The Teton Glacier Turnout is located about 8 miles from Moose Junction and is probably one of the best spots for views across the Teton Range. What is more impressive here though is being able to identify the glacier that is retreating over the years.
A detailed history with analysis of how much this glacier is retreating is available at this overlook. If you love geology, you will love this spot! If you love stunning scenery, you will love this spot.
Further north after passing Jenny Lake is the Mount Moran Turnout which provides great views overlooking this 12,605 feet peak. This also represented the southern tip of Jackson Lake which is a substantial mass of water that offers great views with the mountain range as a perfect backdrop.
Lakes of Grand Teton National Park
It’t not just the majestic mountain range in the Grand Tetons that makes this such an attractive national park. The park’s largest lake is Jackson Lake and along with several smaller lakes, these were formed thousands of years ago when the glaciers carved the present day shapes.

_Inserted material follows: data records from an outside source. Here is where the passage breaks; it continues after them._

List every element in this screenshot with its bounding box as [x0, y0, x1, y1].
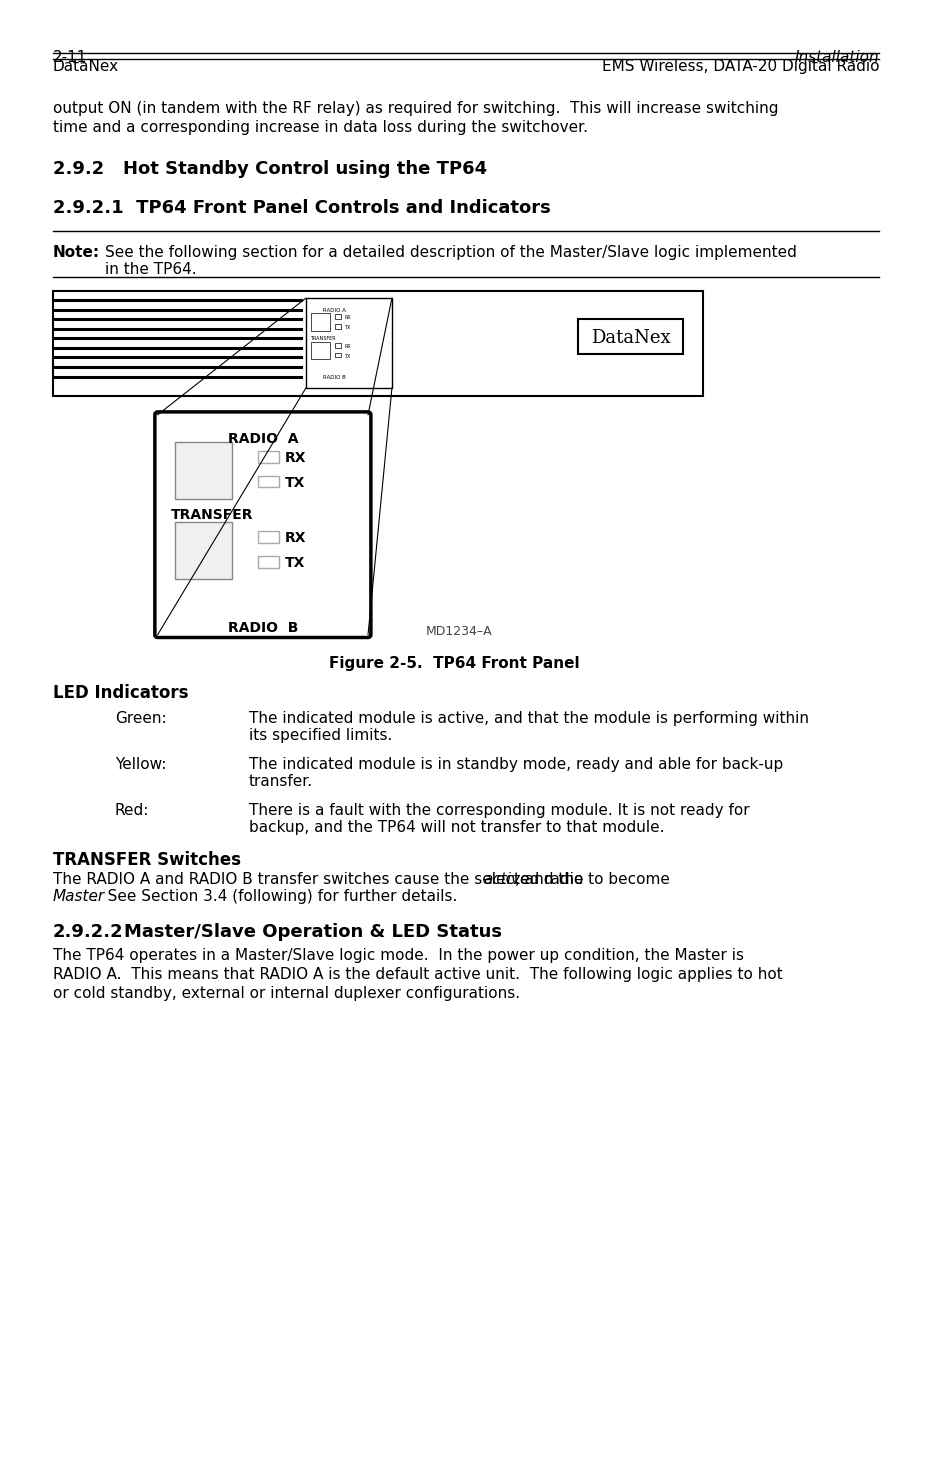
Text: TRANSFER: TRANSFER	[310, 337, 336, 341]
Text: .  See Section 3.4 (following) for further details.: . See Section 3.4 (following) for furthe…	[93, 889, 457, 904]
Text: RX: RX	[285, 531, 306, 545]
Text: TRANSFER: TRANSFER	[171, 509, 254, 522]
Bar	[175, 441, 232, 498]
Bar	[311, 313, 330, 331]
Text: The RADIO A and RADIO B transfer switches cause the selected radio to become: The RADIO A and RADIO B transfer switche…	[52, 872, 674, 886]
Text: DataNex: DataNex	[592, 329, 670, 347]
Text: 2.9.2.2: 2.9.2.2	[52, 923, 124, 941]
Bar	[258, 556, 280, 567]
Text: EMS Wireless, DATA-20 Digital Radio: EMS Wireless, DATA-20 Digital Radio	[602, 59, 880, 74]
Text: 2.9.2.1  TP64 Front Panel Controls and Indicators: 2.9.2.1 TP64 Front Panel Controls and In…	[52, 198, 551, 216]
Text: Note:: Note:	[52, 244, 100, 260]
Text: Yellow:: Yellow:	[115, 757, 166, 772]
Bar	[335, 353, 341, 357]
Bar	[311, 343, 330, 359]
Text: backup, and the TP64 will not transfer to that module.: backup, and the TP64 will not transfer t…	[248, 820, 664, 835]
Text: TX: TX	[285, 556, 305, 570]
Bar	[258, 451, 280, 463]
FancyBboxPatch shape	[155, 412, 371, 638]
Text: or cold standby, external or internal duplexer configurations.: or cold standby, external or internal du…	[52, 986, 519, 1001]
Bar	[175, 522, 232, 579]
Bar	[258, 531, 280, 542]
Text: 2.9.2   Hot Standby Control using the TP64: 2.9.2 Hot Standby Control using the TP64	[52, 160, 487, 178]
Text: in the TP64.: in the TP64.	[106, 262, 197, 276]
Text: RADIO B: RADIO B	[323, 375, 346, 379]
Text: The indicated module is in standby mode, ready and able for back-up: The indicated module is in standby mode,…	[248, 757, 783, 772]
Text: TRANSFER Switches: TRANSFER Switches	[52, 851, 241, 869]
Text: RADIO  A: RADIO A	[227, 432, 298, 445]
Text: See the following section for a detailed description of the Master/Slave logic i: See the following section for a detailed…	[106, 244, 797, 260]
Text: RX: RX	[285, 451, 306, 465]
Text: its specified limits.: its specified limits.	[248, 728, 392, 744]
Text: Master: Master	[52, 889, 105, 904]
Text: active: active	[483, 872, 530, 886]
Bar	[306, 298, 392, 388]
Bar	[258, 476, 280, 488]
Text: , and the: , and the	[514, 872, 583, 886]
Bar	[335, 323, 341, 329]
Text: Red:: Red:	[115, 803, 149, 817]
Text: transfer.: transfer.	[248, 775, 313, 789]
Text: RX: RX	[344, 344, 351, 348]
Text: TX: TX	[344, 354, 351, 359]
Text: RX: RX	[344, 316, 351, 320]
Text: There is a fault with the corresponding module. It is not ready for: There is a fault with the corresponding …	[248, 803, 749, 817]
Text: MD1234–A: MD1234–A	[425, 625, 492, 638]
Text: Installation: Installation	[795, 50, 880, 65]
Text: DataNex: DataNex	[52, 59, 119, 74]
Text: RADIO  B: RADIO B	[227, 622, 298, 635]
Text: Figure 2-5.  TP64 Front Panel: Figure 2-5. TP64 Front Panel	[329, 656, 580, 670]
Bar	[335, 343, 341, 348]
Text: output ON (in tandem with the RF relay) as required for switching.  This will in: output ON (in tandem with the RF relay) …	[52, 101, 778, 116]
Text: The TP64 operates in a Master/Slave logic mode.  In the power up condition, the : The TP64 operates in a Master/Slave logi…	[52, 948, 744, 963]
Text: TX: TX	[344, 325, 351, 329]
Text: time and a corresponding increase in data loss during the switchover.: time and a corresponding increase in dat…	[52, 121, 588, 135]
Text: LED Indicators: LED Indicators	[52, 685, 188, 703]
Text: TX: TX	[285, 476, 305, 490]
Text: Green:: Green:	[115, 711, 166, 726]
Text: The indicated module is active, and that the module is performing within: The indicated module is active, and that…	[248, 711, 808, 726]
Bar	[578, 319, 684, 354]
Bar	[335, 315, 341, 319]
Text: RADIO A: RADIO A	[323, 307, 346, 313]
Text: Master/Slave Operation & LED Status: Master/Slave Operation & LED Status	[125, 923, 502, 941]
Bar	[52, 291, 703, 395]
Text: 2-11: 2-11	[52, 50, 87, 65]
Text: RADIO A.  This means that RADIO A is the default active unit.  The following log: RADIO A. This means that RADIO A is the …	[52, 967, 783, 982]
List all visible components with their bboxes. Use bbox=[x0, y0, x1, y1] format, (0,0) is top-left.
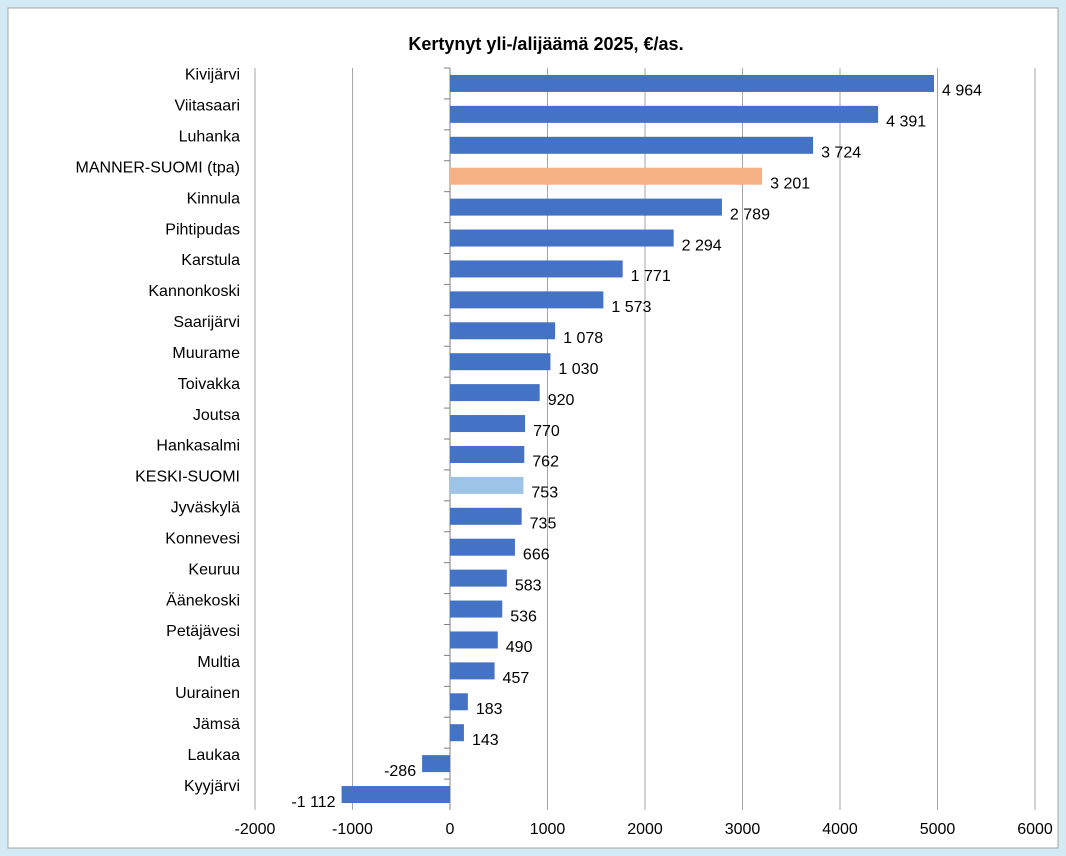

Fishing is obviously a primary activity at Jackson Lake with whitefish and trout two of the more popular species found here. Fishing trips can be organized but for us simply pulling over in yet another of the scenic overlooks and breathing in the fresh air was enough to satisfy our appetite. The views are unbelievable and honestly unlike anything else I have seen before.
Meanwhile, further south is the smaller Jenny Lake. It may be smaller in size but it certainly packs a punch with the views of the Cathedral Group looming in the background.
The dramatic scenery is only the beginning though as hiking trails deep into the Cascade Canyon and Hanging Canyon are available, with landmarks such as Hidden Falls and Inspiration Point waiting for those fearless enough to hike that far off the beaten path.
Grand Teton National Park may not receive the same media attention as Yellowstone but after you visit this part of Wyoming you will likely have your own opinions on the stunning beauty that you experienced. Gorgeous alpine peaks are prevalent throughout the panoramic views but with lakes, lush lowland areas and a thriving wildlife community to experience, the Grand Tetons are well worth paying a visit.
Before driving on to Yellowstone along the John D. Rockefeller, Jr. Memorial Parkway, be sure to cherish those memories you experienced in Grand Teton because it won’t be long before you are marveling at the scenery throughout America’s oldest national park. But for now let’s appreciate Grand Teton and allow it time in the spotlight that it richly deserves!
Have you visited Grand Teton National Park? If so, what is your favorite attraction here?